Vodafone and Optus have called for a thoroughgoing overhaul of the Universal Service Obligation scheme, which is designed to make sure that all Australians have access to a 'standard telephone service' (STS).
Telstra has argued the current model, under which it is contracted by the government to deliver the USO, is working well. However, Vodafone Australia's CEO, Iñaki Berroeta, has condemned it as a "costly and ineffective scheme".
"Through the NBN, taxpayers are spending billions of dollars funding the replacement of copper lines in regional areas, with fixed-wireless and satellite, for the delivery of internet services," the telco CEO argued in the foreword to a Vodafone commissioned report submitted to the government's inquiry into regional telecommunications.
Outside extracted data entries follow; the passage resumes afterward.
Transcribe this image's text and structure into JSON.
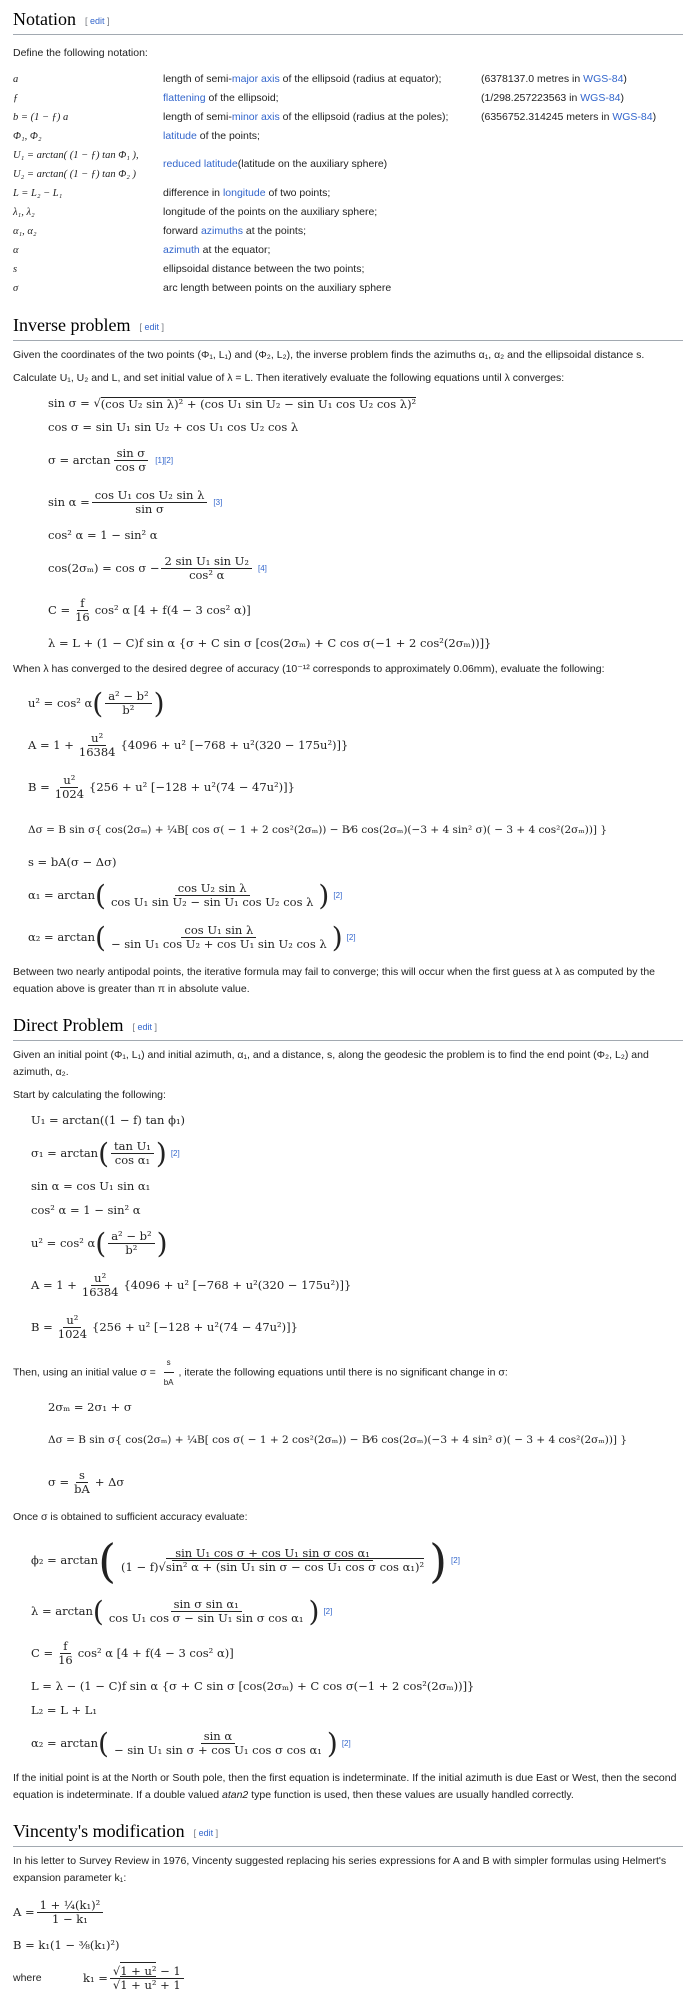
{
  "sections": {
    "notation": {
      "title": "Notation",
      "edit_label": "edit",
      "intro": "Define the following notation:",
      "rows": [
        {
          "symbol": "a",
          "desc_pre": "length of semi-",
          "desc_link": "major axis",
          "desc_post": " of the ellipsoid (radius at equator);",
          "value_pre": "(6378137.0 metres in ",
          "value_link": "WGS-84",
          "value_post": ")"
        },
        {
          "symbol": "ƒ",
          "desc_pre": "",
          "desc_link": "flattening",
          "desc_post": " of the ellipsoid;",
          "value_pre": "(1/298.257223563 in ",
          "value_link": "WGS-84",
          "value_post": ")"
        },
        {
          "symbol": "b = (1 − ƒ) a",
          "desc_pre": "length of semi-",
          "desc_link": "minor axis",
          "desc_post": " of the ellipsoid (radius at the poles);",
          "value_pre": "(6356752.314245 meters in ",
          "value_link": "WGS-84",
          "value_post": ")"
        },
        {
          "symbol": "Φ₁, Φ₂",
          "desc_pre": "",
          "desc_link": "latitude",
          "desc_post": " of the points;",
          "value_pre": "",
          "value_link": "",
          "value_post": ""
        },
        {
          "symbol": "U₁ = arctan( (1 − ƒ) tan Φ₁ ),\nU₂ = arctan( (1 − ƒ) tan Φ₂ )",
          "desc_pre": "",
          "desc_link": "reduced latitude",
          "desc_post": " (latitude on the auxiliary sphere)",
          "value_pre": "",
          "value_link": "",
          "value_post": ""
        },
        {
          "symbol": "L = L₂ − L₁",
          "desc_pre": "difference in ",
          "desc_link": "longitude",
          "desc_post": " of two points;",
          "value_pre": "",
          "value_link": "",
          "value_post": ""
        },
        {
          "symbol": "λ₁, λ₂",
          "desc_pre": "longitude of the points on the auxiliary sphere;",
          "desc_link": "",
          "desc_post": "",
          "value_pre": "",
          "value_link": "",
          "value_post": ""
        },
        {
          "symbol": "α₁, α₂",
          "desc_pre": "forward ",
          "desc_link": "azimuths",
          "desc_post": " at the points;",
          "value_pre": "",
          "value_link": "",
          "value_post": ""
        },
        {
          "symbol": "α",
          "desc_pre": "",
          "desc_link": "azimuth",
          "desc_post": " at the equator;",
          "value_pre": "",
          "value_link": "",
          "value_post": ""
        },
        {
          "symbol": "s",
          "desc_pre": "ellipsoidal distance between the two points;",
          "desc_link": "",
          "desc_post": "",
          "value_pre": "",
          "value_link": "",
          "value_post": ""
        },
        {
          "symbol": "σ",
          "desc_pre": "arc length between points on the auxiliary sphere",
          "desc_link": "",
          "desc_post": "",
          "value_pre": "",
          "value_link": "",
          "value_post": ""
        }
      ]
    },
    "inverse": {
      "title": "Inverse problem",
      "edit_label": "edit",
      "p1": "Given the coordinates of the two points (Φ₁, L₁) and (Φ₂, L₂), the inverse problem finds the azimuths α₁, α₂ and the ellipsoidal distance s.",
      "p2": "Calculate U₁, U₂ and L, and set initial value of λ = L. Then iteratively evaluate the following equations until λ converges:",
      "eq": {
        "sin_sigma_lhs": "sin σ =",
        "sin_sigma_rhs": "(cos U₂ sin λ)² + (cos U₁ sin U₂ − sin U₁ cos U₂ cos λ)²",
        "cos_sigma": "cos σ = sin U₁ sin U₂ + cos U₁ cos U₂ cos λ",
        "sigma_lhs": "σ = arctan",
        "sigma_num": "sin σ",
        "sigma_den": "cos σ",
        "sigma_ref": "[1][2]",
        "sin_alpha_lhs": "sin α =",
        "sin_alpha_num": "cos U₁ cos U₂ sin λ",
        "sin_alpha_den": "sin σ",
        "sin_alpha_ref": "[3]",
        "cos2_alpha": "cos² α = 1 − sin² α",
        "cos2sm_lhs": "cos(2σₘ) = cos σ −",
        "cos2sm_num": "2 sin U₁ sin U₂",
        "cos2sm_den": "cos² α",
        "cos2sm_ref": "[4]",
        "C_lhs": "C =",
        "C_num": "f",
        "C_den": "16",
        "C_rhs": "cos² α [4 + f(4 − 3 cos² α)]",
        "lambda": "λ = L + (1 − C)f sin α {σ + C sin σ [cos(2σₘ) + C cos σ(−1 + 2 cos²(2σₘ))]}"
      },
      "p3": "When λ has converged to the desired degree of accuracy (10⁻¹² corresponds to approximately 0.06mm), evaluate the following:",
      "eq2": {
        "u2_lhs": "u² = cos² α",
        "u2_num": "a² − b²",
        "u2_den": "b²",
        "A_lhs": "A = 1 +",
        "A_num": "u²",
        "A_den": "16384",
        "A_rhs": "{4096 + u² [−768 + u²(320 − 175u²)]}",
        "B_lhs": "B =",
        "B_num": "u²",
        "B_den": "1024",
        "B_rhs": "{256 + u² [−128 + u²(74 − 47u²)]}",
        "dsigma": "Δσ = B sin σ{ cos(2σₘ) + ¼B[ cos σ( − 1 + 2 cos²(2σₘ)) − B⁄6 cos(2σₘ)(−3 + 4 sin² σ)( − 3 + 4 cos²(2σₘ))] }",
        "s": "s = bA(σ − Δσ)",
        "a1_lhs": "α₁ = arctan",
        "a1_num": "cos U₂ sin λ",
        "a1_den": "cos U₁ sin U₂ − sin U₁ cos U₂ cos λ",
        "a1_ref": "[2]",
        "a2_lhs": "α₂ = arctan",
        "a2_num": "cos U₁ sin λ",
        "a2_den": "− sin U₁ cos U₂ + cos U₁ sin U₂ cos λ",
        "a2_ref": "[2]"
      },
      "p4": "Between two nearly antipodal points, the iterative formula may fail to converge; this will occur when the first guess at λ as computed by the equation above is greater than π in absolute value."
    },
    "direct": {
      "title": "Direct Problem",
      "edit_label": "edit",
      "p1": "Given an initial point (Φ₁, L₁) and initial azimuth, α₁, and a distance, s, along the geodesic the problem is to find the end point (Φ₂, L₂) and azimuth, α₂.",
      "p2": "Start by calculating the following:",
      "eq": {
        "U1": "U₁ = arctan((1 − f) tan ϕ₁)",
        "s1_lhs": "σ₁ = arctan",
        "s1_num": "tan U₁",
        "s1_den": "cos α₁",
        "s1_ref": "[2]",
        "sin_alpha": "sin α = cos U₁ sin α₁",
        "cos2_alpha": "cos² α = 1 − sin² α",
        "u2_lhs": "u² = cos² α",
        "u2_num": "a² − b²",
        "u2_den": "b²",
        "A_lhs": "A = 1 +",
        "A_num": "u²",
        "A_den": "16384",
        "A_rhs": "{4096 + u² [−768 + u²(320 − 175u²)]}",
        "B_lhs": "B =",
        "B_num": "u²",
        "B_den": "1024",
        "B_rhs": "{256 + u² [−128 + u²(74 − 47u²)]}"
      },
      "p3_pre": "Then, using an initial value σ = ",
      "p3_num": "s",
      "p3_den": "bA",
      "p3_post": ", iterate the following equations until there is no significant change in σ:",
      "eq2": {
        "two_sm": "2σₘ = 2σ₁ + σ",
        "dsigma": "Δσ = B sin σ{ cos(2σₘ) + ¼B[ cos σ( − 1 + 2 cos²(2σₘ)) − B⁄6 cos(2σₘ)(−3 + 4 sin² σ)( − 3 + 4 cos²(2σₘ))] }",
        "sigma_lhs": "σ =",
        "sigma_num": "s",
        "sigma_den": "bA",
        "sigma_rhs": "+ Δσ"
      },
      "p4": "Once σ is obtained to sufficient accuracy evaluate:",
      "eq3": {
        "phi2_lhs": "ϕ₂ = arctan",
        "phi2_num": "sin U₁ cos σ + cos U₁ sin σ cos α₁",
        "phi2_den_pre": "(1 − f)",
        "phi2_den_sqrt": "sin² α + (sin U₁ sin σ − cos U₁ cos σ cos α₁)²",
        "phi2_ref": "[2]",
        "lambda_lhs": "λ = arctan",
        "lambda_num": "sin σ sin α₁",
        "lambda_den": "cos U₁ cos σ − sin U₁ sin σ cos α₁",
        "lambda_ref": "[2]",
        "C_lhs": "C =",
        "C_num": "f",
        "C_den": "16",
        "C_rhs": "cos² α [4 + f(4 − 3 cos² α)]",
        "L": "L = λ − (1 − C)f sin α {σ + C sin σ [cos(2σₘ) + C cos σ(−1 + 2 cos²(2σₘ))]}",
        "L2": "L₂ = L + L₁",
        "a2_lhs": "α₂ = arctan",
        "a2_num": "sin α",
        "a2_den": "− sin U₁ sin σ + cos U₁ cos σ cos α₁",
        "a2_ref": "[2]"
      },
      "p5_pre": "If the initial point is at the North or South pole, then the first equation is indeterminate. If the initial azimuth is due East or West, then the second equation is indeterminate. If a double valued ",
      "p5_em": "atan2",
      "p5_post": " type function is used, then these values are usually handled correctly."
    },
    "vincenty": {
      "title": "Vincenty's modification",
      "edit_label": "edit",
      "p1": "In his letter to Survey Review in 1976, Vincenty suggested replacing his series expressions for A and B with simpler formulas using Helmert's expansion parameter k₁:",
      "eq": {
        "A_lhs": "A =",
        "A_num": "1 + ¼(k₁)²",
        "A_den": "1 − k₁",
        "B": "B = k₁(1 − ⅜(k₁)²)",
        "where_label": "where",
        "k1_lhs": "k₁ =",
        "k1_num_sqrt": "1 + u²",
        "k1_num_post": " − 1",
        "k1_den_sqrt": "1 + u²",
        "k1_den_post": " + 1"
      }
    }
  }
}
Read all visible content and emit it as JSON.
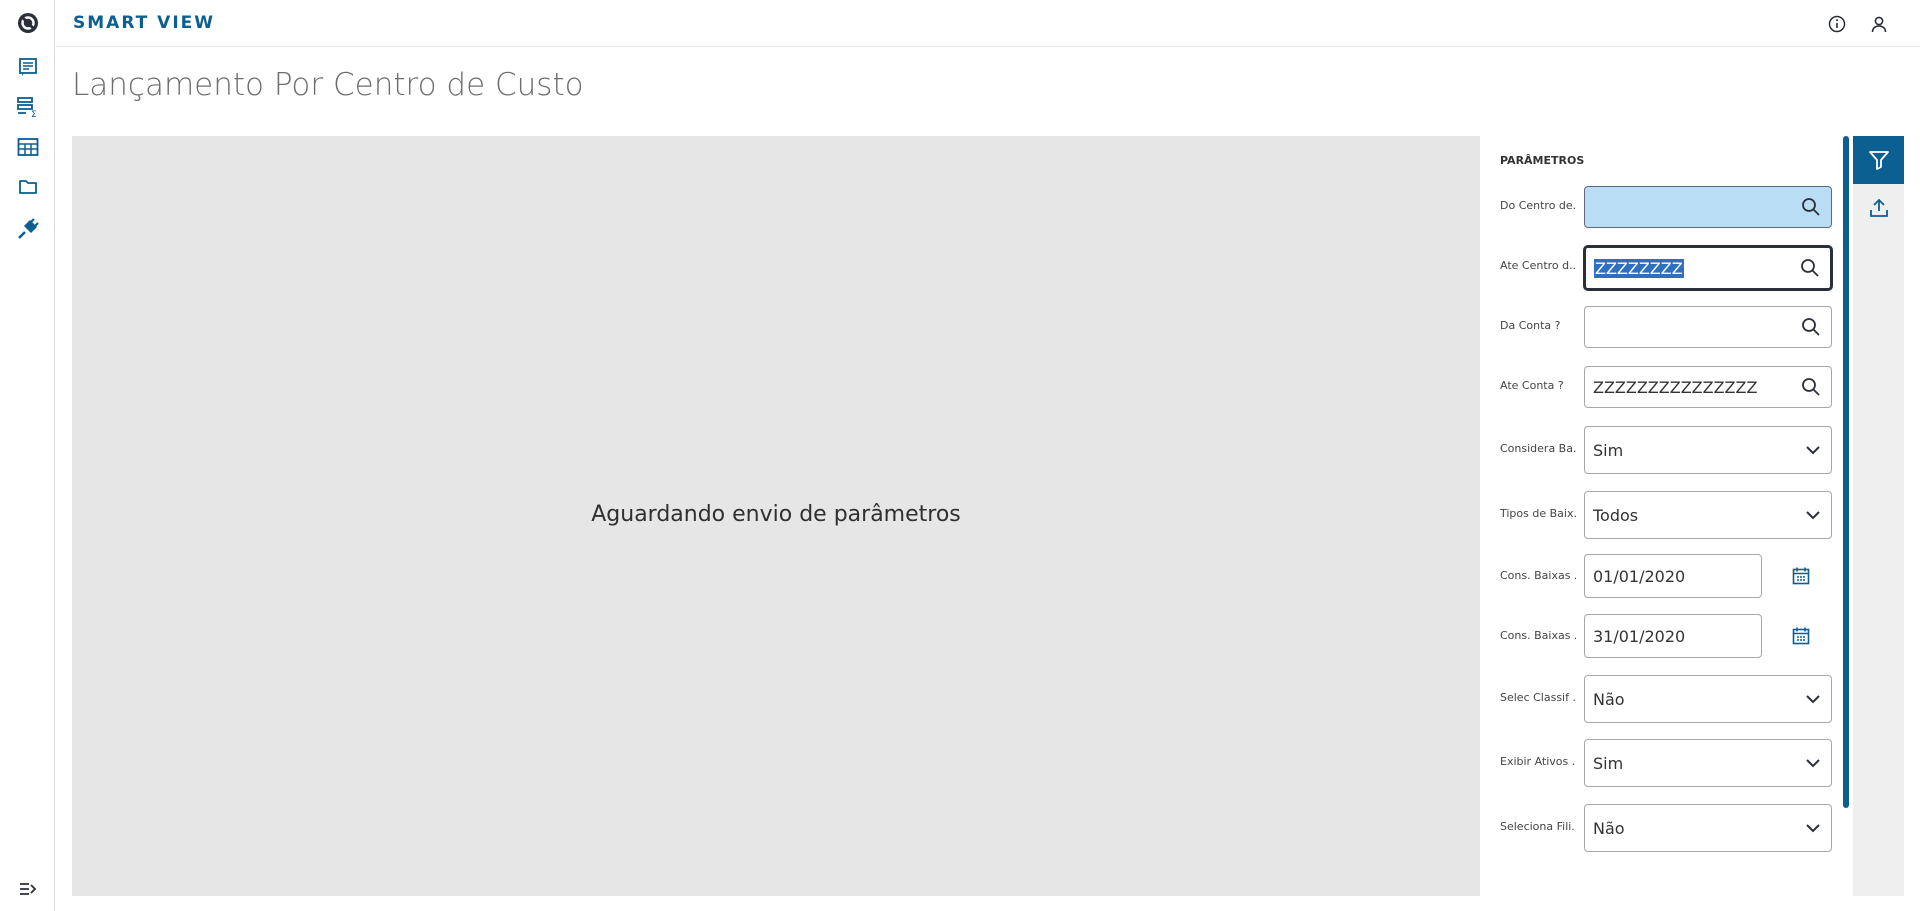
{
  "app": {
    "title": "SMART VIEW"
  },
  "page": {
    "title": "Lançamento Por Centro de Custo"
  },
  "preview": {
    "message": "Aguardando envio de parâmetros"
  },
  "params": {
    "heading": "PARÂMETROS",
    "fields": [
      {
        "label": "Do Centro de...",
        "value": "",
        "kind": "lookup"
      },
      {
        "label": "Ate Centro d...",
        "value": "ZZZZZZZZ",
        "kind": "lookup"
      },
      {
        "label": "Da Conta ?",
        "value": "",
        "kind": "lookup"
      },
      {
        "label": "Ate Conta ?",
        "value": "ZZZZZZZZZZZZZZZ",
        "kind": "lookup"
      },
      {
        "label": "Considera Ba...",
        "value": "Sim",
        "kind": "select"
      },
      {
        "label": "Tipos de Baix...",
        "value": "Todos",
        "kind": "select"
      },
      {
        "label": "Cons. Baixas ...",
        "value": "01/01/2020",
        "kind": "date"
      },
      {
        "label": "Cons. Baixas ...",
        "value": "31/01/2020",
        "kind": "date"
      },
      {
        "label": "Selec Classif ...",
        "value": "Não",
        "kind": "select"
      },
      {
        "label": "Exibir Ativos ...",
        "value": "Sim",
        "kind": "select"
      },
      {
        "label": "Seleciona Fili...",
        "value": "Não",
        "kind": "select"
      }
    ]
  },
  "icons": {
    "sidebar": [
      "app-logo-icon",
      "report-icon",
      "data-view-icon",
      "table-icon",
      "folder-icon",
      "plug-icon",
      "expand-menu-icon"
    ],
    "topbar": [
      "info-icon",
      "user-icon"
    ],
    "rail": [
      "filter-icon",
      "export-icon"
    ],
    "field": [
      "search-icon",
      "chevron-down-icon",
      "calendar-icon"
    ]
  },
  "colors": {
    "brand": "#0c5f91",
    "preview_bg": "#e6e6e6",
    "highlight_field": "#b8ddf5"
  }
}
"Yet in the same areas, taxpayers also help fund Telstra to maintain its copper wire network for fixed-line home phones despite the capability of fixed-wireless and satellite technologies to provide a high quality telephone service."
In remote areas where delivering voice services is otherwise uneconomical, Telstra is subsidised for the cost of providing an STS. The cost of delivering the USO is offset by an industry levy.
In its main submission (PDF) to the inquiry, Vodafone argued that the USO could be replaced by a scheme centred on the National Broadband Network, with NBN designated the 'Universal Infrastructure Provider' for Australians.
A new Universal Service Fund could potentially fund a broader range of communications solutions, including mobile coverage and public open access Wi-Fi.
In its submission, Optus pushed for a review of the USO. Potential reform of the scheme could involve NBN infrastructure being the "primary mechanism for ensuring customer connectivity".
If NBN infrastructure can't deliver an adequate voice service, then it could be provided over copper or mobile networks, Optus said.
"NBN Co could take ownership of the Telstra copper outside the fibre footprint," the Optus submission states.
"This will ensure that copper is available to help meet the USO in the short term. More importantly NBN Co will likely have stronger set of incentives than Telstra to ensure that the USO can be delivered through more cost effective alternate technology, enabling it to decommission the copper more quickly and reduce its costs to serve".
Funding for the USO could be through access charges or a non-commercial service levy for NBN and the government's current USO funding could be used to boost mobile coverage in regional Australia through an expansion of the blackspot program.
Vodafone and Optus also used the Regional Telecommunications Review to call for use of NBN infrastructure to boost mobile coverage in remote areas.